His previous book Taking to the Skies was inspired by Eames's long-time love of the industry - in his early days as a journalist, he was aviation writer for what is now the Herald Sun.
He later became press secretary to the federal Minister for Aviation in the Gorton and Whitlam governments and then in 1975, Qantas director of public affairs, where he remained until the '90s.
“It’s really about a Qantas of yesterday,” he said of the new book.
“Post-war, and the introduction of the Boeing 707s, and how the training was so tough.
“It was really (because of) that high professionalism of training their pilots that Qantas’ basic safety record is so good, and still applies today.”
Eames said there were events that the public didn’t know much about, such as that Australia had experienced five hijackings.
“Also, during the Vietnam War, Qantas did something like 300 charters with Boeing 707s into the war, taking troops in and bringing them out,” he said.
“Some of the flights were quite dangerous; rockets were going off near aeroplanes, and they were really testing the barriers of danger with them.”
Eames, 76, also wanted to document “some of the near misses we had, things we often didn’t tell people about”.
“We had some close calls with a bit of luck over the years, with aeroplanes going close to each other,” he said.
“There are offbeat things, like once we had to smuggle the future Princess Diana back to England (in 1981).”
Diana Spencer was secretly in Australia to talk to her parents before announcing her engagement to Prince Charles.
However, after the media discovered this news, a decision was made to take her from Yass to a Qantas aircraft bound for London.
Eames said “only a few people at Qantas ever knew about” this clandestine effort, although said he didn’t get the opportunity to meet her.
“We got told we had to get her back without any media, and they smuggled her aboard a Qantas aeroplane.
“It was all very subterfuge; meeting her car in a side street in Sydney, and getting her through the airport without being seen.
“It was a government organised thing out of Canberra, and it was a bit like a James Bond movie.”
On the topic of films, Eames also writes of how a scene in Academy Award-winning 1988 release Rain Man took the airline to new heights.
Dustin Hoffman’s character, an autistic savant, using the famous line that “Qantas never crashed” proved to be an enormous boost to the airline’s international profile.
A producer phoned one of Eames’s colleagues in San Francisco when the film was under way, who provided the film-makers with details of Qantas’ history and safety record.
Although at the time Qantas staff believed the film’s star power (Hoffman and Tom Cruise) meant it could potentially be a hit, they had no indication how successful the four-minute scene would be in terms of promoting their airline.
“We had no idea what the scene was going to be,” Eames said.
“The guy (later) gets back to (colleague) Ernie (Beyl) and says, ‘it’s been nominated’, and Ernie said, ‘wouldn’t it be great if they used that scene?’

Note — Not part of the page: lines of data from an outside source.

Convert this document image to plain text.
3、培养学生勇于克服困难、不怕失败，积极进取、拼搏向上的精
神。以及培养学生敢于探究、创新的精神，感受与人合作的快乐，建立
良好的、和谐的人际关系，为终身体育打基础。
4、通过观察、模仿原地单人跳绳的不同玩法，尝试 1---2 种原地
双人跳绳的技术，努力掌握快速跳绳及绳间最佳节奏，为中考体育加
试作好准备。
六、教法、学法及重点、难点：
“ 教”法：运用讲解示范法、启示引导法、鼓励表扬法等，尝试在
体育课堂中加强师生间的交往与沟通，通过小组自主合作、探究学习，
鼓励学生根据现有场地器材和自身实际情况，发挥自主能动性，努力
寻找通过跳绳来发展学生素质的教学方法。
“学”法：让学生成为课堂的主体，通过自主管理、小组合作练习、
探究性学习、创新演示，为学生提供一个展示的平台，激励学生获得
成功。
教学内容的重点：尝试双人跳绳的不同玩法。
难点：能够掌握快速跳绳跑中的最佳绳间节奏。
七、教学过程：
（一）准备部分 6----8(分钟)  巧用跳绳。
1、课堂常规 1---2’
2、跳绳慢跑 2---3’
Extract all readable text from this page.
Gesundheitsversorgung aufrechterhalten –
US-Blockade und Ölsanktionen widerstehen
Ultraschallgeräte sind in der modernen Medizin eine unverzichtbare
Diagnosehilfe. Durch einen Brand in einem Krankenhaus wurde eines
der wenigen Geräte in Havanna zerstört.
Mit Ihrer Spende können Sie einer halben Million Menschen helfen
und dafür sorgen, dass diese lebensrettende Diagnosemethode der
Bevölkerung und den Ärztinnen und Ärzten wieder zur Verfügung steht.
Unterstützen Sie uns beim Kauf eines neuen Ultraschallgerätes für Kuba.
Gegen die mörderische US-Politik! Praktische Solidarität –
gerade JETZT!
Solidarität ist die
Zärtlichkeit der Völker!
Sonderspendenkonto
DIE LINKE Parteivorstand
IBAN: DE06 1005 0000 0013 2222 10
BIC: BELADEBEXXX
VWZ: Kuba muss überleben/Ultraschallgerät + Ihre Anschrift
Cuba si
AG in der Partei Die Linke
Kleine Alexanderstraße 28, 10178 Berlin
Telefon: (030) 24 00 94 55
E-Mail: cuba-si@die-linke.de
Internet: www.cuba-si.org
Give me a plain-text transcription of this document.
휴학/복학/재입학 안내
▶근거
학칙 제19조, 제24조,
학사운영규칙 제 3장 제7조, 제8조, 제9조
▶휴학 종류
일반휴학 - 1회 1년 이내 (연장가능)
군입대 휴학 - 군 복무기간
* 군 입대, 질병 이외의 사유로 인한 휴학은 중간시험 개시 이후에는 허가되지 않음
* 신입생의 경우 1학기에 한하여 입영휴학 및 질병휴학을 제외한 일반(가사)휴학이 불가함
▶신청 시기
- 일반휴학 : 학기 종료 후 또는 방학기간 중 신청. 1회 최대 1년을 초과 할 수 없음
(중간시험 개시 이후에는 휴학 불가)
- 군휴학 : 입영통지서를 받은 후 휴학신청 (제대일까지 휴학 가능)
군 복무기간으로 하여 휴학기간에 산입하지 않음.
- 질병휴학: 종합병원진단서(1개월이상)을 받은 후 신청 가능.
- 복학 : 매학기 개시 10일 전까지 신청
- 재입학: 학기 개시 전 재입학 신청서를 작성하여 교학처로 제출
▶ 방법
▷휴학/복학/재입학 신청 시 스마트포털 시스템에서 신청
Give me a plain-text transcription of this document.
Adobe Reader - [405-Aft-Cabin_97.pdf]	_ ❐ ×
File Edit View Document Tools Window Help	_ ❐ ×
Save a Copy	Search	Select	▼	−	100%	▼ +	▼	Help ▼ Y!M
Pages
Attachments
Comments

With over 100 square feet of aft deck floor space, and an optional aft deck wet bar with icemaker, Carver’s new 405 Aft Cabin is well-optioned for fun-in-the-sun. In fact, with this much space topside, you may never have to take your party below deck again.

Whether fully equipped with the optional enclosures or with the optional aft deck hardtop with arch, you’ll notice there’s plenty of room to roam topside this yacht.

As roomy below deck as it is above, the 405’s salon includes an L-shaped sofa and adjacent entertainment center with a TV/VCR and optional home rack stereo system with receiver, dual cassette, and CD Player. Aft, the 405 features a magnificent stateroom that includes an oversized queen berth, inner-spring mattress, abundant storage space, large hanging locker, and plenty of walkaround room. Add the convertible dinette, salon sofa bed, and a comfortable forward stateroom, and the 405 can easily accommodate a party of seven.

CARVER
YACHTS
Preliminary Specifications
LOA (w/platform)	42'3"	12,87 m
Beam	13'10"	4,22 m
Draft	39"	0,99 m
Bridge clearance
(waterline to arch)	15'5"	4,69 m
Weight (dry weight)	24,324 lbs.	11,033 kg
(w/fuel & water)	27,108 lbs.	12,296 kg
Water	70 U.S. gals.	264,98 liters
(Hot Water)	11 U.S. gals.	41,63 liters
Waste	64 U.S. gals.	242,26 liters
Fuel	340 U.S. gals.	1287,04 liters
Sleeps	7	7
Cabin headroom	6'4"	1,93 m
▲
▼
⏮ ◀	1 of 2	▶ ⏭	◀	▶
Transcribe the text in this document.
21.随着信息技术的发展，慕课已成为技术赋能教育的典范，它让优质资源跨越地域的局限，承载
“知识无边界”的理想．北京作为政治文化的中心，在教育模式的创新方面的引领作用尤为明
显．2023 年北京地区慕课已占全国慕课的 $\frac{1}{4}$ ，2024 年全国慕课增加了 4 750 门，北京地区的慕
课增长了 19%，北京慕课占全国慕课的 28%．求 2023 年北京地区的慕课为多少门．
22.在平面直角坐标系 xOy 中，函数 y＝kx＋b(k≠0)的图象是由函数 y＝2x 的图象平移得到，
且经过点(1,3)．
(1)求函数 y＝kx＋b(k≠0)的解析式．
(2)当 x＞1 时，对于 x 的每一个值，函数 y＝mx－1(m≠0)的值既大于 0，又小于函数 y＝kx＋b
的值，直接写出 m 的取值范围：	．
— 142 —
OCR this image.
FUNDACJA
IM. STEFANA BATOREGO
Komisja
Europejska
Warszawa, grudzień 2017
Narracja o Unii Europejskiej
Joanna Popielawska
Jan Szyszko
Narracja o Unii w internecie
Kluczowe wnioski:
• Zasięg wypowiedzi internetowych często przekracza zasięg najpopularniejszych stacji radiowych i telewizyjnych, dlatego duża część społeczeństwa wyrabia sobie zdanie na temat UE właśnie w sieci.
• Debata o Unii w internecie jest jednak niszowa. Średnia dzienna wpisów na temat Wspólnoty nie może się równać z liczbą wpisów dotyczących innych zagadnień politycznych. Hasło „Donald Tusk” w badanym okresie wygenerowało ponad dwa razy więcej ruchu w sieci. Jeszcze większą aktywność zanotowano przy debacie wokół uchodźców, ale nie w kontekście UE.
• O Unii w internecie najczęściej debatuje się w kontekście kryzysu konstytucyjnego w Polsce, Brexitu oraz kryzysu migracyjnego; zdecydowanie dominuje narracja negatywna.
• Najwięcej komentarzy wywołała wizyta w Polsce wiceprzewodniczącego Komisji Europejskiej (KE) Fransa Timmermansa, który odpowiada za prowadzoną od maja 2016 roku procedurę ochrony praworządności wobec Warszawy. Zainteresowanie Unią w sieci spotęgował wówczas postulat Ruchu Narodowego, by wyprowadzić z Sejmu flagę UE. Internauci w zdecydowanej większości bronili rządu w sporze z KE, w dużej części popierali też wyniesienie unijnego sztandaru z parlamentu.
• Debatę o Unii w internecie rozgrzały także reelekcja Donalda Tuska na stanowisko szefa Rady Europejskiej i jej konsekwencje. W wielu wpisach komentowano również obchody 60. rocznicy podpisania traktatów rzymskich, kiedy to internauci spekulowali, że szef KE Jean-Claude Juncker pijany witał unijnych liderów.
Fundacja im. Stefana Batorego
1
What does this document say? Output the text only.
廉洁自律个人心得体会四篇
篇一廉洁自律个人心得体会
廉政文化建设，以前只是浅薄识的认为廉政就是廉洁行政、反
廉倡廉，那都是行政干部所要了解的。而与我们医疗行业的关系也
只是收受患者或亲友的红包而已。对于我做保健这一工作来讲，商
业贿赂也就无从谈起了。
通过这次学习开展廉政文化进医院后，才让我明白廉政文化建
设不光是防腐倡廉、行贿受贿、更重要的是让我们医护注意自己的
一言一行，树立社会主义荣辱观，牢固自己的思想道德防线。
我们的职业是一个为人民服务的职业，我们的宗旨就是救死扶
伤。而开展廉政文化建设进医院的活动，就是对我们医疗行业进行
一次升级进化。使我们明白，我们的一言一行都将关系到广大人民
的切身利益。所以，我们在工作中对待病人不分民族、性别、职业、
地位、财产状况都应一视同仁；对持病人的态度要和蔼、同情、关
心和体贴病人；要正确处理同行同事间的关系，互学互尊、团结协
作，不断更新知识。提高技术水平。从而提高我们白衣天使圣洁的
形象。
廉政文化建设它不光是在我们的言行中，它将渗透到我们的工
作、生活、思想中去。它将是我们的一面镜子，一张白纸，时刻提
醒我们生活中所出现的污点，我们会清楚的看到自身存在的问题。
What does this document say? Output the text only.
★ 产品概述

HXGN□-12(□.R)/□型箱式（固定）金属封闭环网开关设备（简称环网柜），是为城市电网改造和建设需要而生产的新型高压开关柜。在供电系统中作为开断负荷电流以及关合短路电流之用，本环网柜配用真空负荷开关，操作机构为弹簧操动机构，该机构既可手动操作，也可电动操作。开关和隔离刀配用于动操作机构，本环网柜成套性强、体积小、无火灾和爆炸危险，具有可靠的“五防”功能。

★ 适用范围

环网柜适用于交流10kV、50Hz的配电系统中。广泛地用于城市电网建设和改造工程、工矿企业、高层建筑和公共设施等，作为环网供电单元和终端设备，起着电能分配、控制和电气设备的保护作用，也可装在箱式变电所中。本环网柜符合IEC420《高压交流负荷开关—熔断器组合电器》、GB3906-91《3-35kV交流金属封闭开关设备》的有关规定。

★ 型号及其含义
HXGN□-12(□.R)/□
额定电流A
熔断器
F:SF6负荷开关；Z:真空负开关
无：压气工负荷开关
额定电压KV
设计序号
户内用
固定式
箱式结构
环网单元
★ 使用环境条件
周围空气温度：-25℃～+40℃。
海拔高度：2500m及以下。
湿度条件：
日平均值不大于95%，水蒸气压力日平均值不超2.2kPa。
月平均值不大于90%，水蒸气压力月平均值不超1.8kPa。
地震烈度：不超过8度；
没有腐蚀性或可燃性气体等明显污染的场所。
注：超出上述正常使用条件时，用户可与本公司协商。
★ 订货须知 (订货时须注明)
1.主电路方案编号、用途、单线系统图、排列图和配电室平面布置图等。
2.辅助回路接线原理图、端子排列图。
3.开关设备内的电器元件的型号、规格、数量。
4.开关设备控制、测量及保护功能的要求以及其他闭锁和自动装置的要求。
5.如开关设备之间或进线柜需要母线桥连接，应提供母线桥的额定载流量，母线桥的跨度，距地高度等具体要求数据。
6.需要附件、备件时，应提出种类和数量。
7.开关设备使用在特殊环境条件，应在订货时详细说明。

“He said, ‘I’ll have to talk to Dustin Hoffman about that’, and it turns out they did.”
The segment was played during the 1989 Academy Awards presentation, during nominations for Best Actor which were broadcast to millions throughout the world.
In the book, Eames notes that, “this relatively small foreign carrier had to compete for passenger revenue with some of the largest airlines of the world”.
“Other airlines would have paid a fortune for that, it was just advertising gold in America,” he said.
Eames laughed that the book also depicted some of the larrikins that “sort of don’t exist in aviation today, because the world’s changed”.
Many of his former colleagues were interviewed for it.
“Some of the things they got up to in those days, which I chronicle in the book, they’d be fired if they did them now, with social media and goodness knows what.”